Given their strong dependence on precipitation changes, runoff responses under CO2 physiological effects are most accurately interpreted relative to precipitation changes and their significance. To this end, we present a typology of six precipitation-runoff effects that characterizes the diverse hydrologic consequences of plant CO2 responses. For plant stomatal responses to unequivocally boost runoff in the BGC experiments, runoff must increase more than precipitation change times the low-CO2 (or baseline) runoff efficiency (ΔP*, Fig. 5, dark blue bars, Methods). This case implies plant-driven increases in runoff efficiency, either enhancing precipitation-driven wetting or dampening precipitation-driven drying. Where runoff decreases, but less so than ΔP*, plants partly limit precipitation-driven drying. This case qualifies as relative plant-driven wetting only where the precipitation-driven drying is purely stochastic (Fig. 5, light blue bars). Where precipitation declines are forced, plant responses to higher CO2 instead diminish runoff: enhanced stomatal regulation reduces precipitation and only partly alleviates the ensuing runoff impacts (Fig. 5, hatched tan bars). Where runoff increases, but less so than ΔP*, plants limit precipitation-driven wetting (Fig. 5, dark brown bars), and where runoff decreases, but more so than ΔP*, plants amplify forced or unforced precipitation-driven drying (Fig. 5, hatched and unhatched light brown bars).

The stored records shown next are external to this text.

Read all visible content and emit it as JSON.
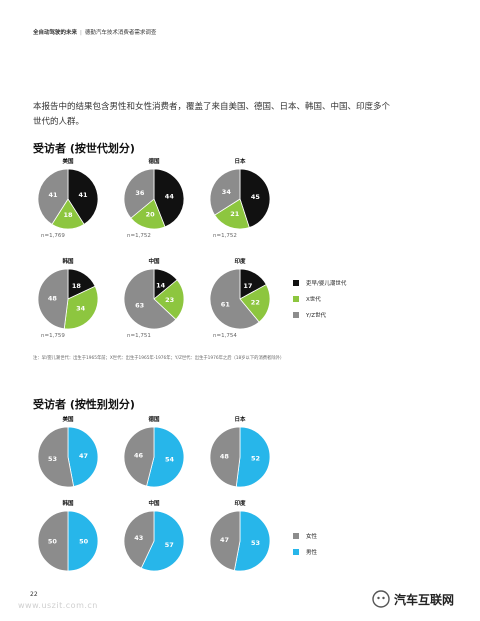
{
  "header": {
    "left": "全自动驾驶的未来",
    "right": "德勤汽车技术消费者需求调查"
  },
  "intro": "本报告中的结果包含男性和女性消费者，覆盖了来自美国、德国、日本、韩国、中国、印度多个世代的人群。",
  "colors": {
    "black": "#111111",
    "green": "#8dc63f",
    "gray": "#8c8c8c",
    "blue": "#27b6ea"
  },
  "generation": {
    "title": "受访者 (按世代划分)",
    "legend": [
      "吏早/婴儿潮世代",
      "X世代",
      "Y/Z世代"
    ],
    "note": "注：早/婴儿潮世代：出生于1965年前；X世代：出生于1965年-1976年；Y/Z世代：出生于1976年之后（18岁以下的消费者除外）",
    "countries": [
      {
        "name": "美国",
        "n": "n=1,769"
      },
      {
        "name": "德国",
        "n": "n=1,752"
      },
      {
        "name": "日本",
        "n": "n=1,752"
      },
      {
        "name": "韩国",
        "n": "n=1,759"
      },
      {
        "name": "中国",
        "n": "n=1,751"
      },
      {
        "name": "印度",
        "n": "n=1,754"
      }
    ]
  },
  "gender": {
    "title": "受访者 (按性别划分)",
    "legend": [
      "女性",
      "男性"
    ],
    "countries": [
      {
        "name": "美国"
      },
      {
        "name": "德国"
      },
      {
        "name": "日本"
      },
      {
        "name": "韩国"
      },
      {
        "name": "中国"
      },
      {
        "name": "印度"
      }
    ]
  },
  "page_number": "22",
  "watermark_left": "www.uszit.com.cn",
  "watermark_right": "汽车互联网",
  "chart_data": [
    {
      "type": "pie",
      "title": "受访者 (按世代划分)",
      "series_names": [
        "吏早/婴儿潮世代",
        "X世代",
        "Y/Z世代"
      ],
      "series_colors": [
        "#111111",
        "#8dc63f",
        "#8c8c8c"
      ],
      "pies": [
        {
          "category": "美国",
          "values": [
            41,
            18,
            41
          ]
        },
        {
          "category": "德国",
          "values": [
            44,
            20,
            36
          ]
        },
        {
          "category": "日本",
          "values": [
            45,
            21,
            34
          ]
        },
        {
          "category": "韩国",
          "values": [
            18,
            34,
            48
          ]
        },
        {
          "category": "中国",
          "values": [
            14,
            23,
            63
          ]
        },
        {
          "category": "印度",
          "values": [
            17,
            22,
            61
          ]
        }
      ],
      "legend_position": "right"
    },
    {
      "type": "pie",
      "title": "受访者 (按性别划分)",
      "series_names": [
        "男性",
        "女性"
      ],
      "series_colors": [
        "#27b6ea",
        "#8c8c8c"
      ],
      "pies": [
        {
          "category": "美国",
          "values": [
            47,
            53
          ]
        },
        {
          "category": "德国",
          "values": [
            54,
            46
          ]
        },
        {
          "category": "日本",
          "values": [
            52,
            48
          ]
        },
        {
          "category": "韩国",
          "values": [
            50,
            50
          ]
        },
        {
          "category": "中国",
          "values": [
            57,
            43
          ]
        },
        {
          "category": "印度",
          "values": [
            53,
            47
          ]
        }
      ],
      "legend_position": "right"
    }
  ]
}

We find that plant-induced runoff drying in response to CO2 physiological effects (brown outlined bars, Fig. 5) is as common across the BGC experiments as plant-induced wetting (blue outlined bars), covering 36-59% of land area (ensemble mean of 50%) and representing the dominant response in 5 out of 12 models (Fig. 5). Further, about half of this plant-induced runoff drying is attributable to forced precipitation declines (10-37% of land area, ensemble mean of 27%, hatched bars, Fig. 5). Thus, when runoff responses are accurately contextualized with precipitation changes, ESMs exhibit little preference for plant-induced wetting under CO2 physiological effects alone.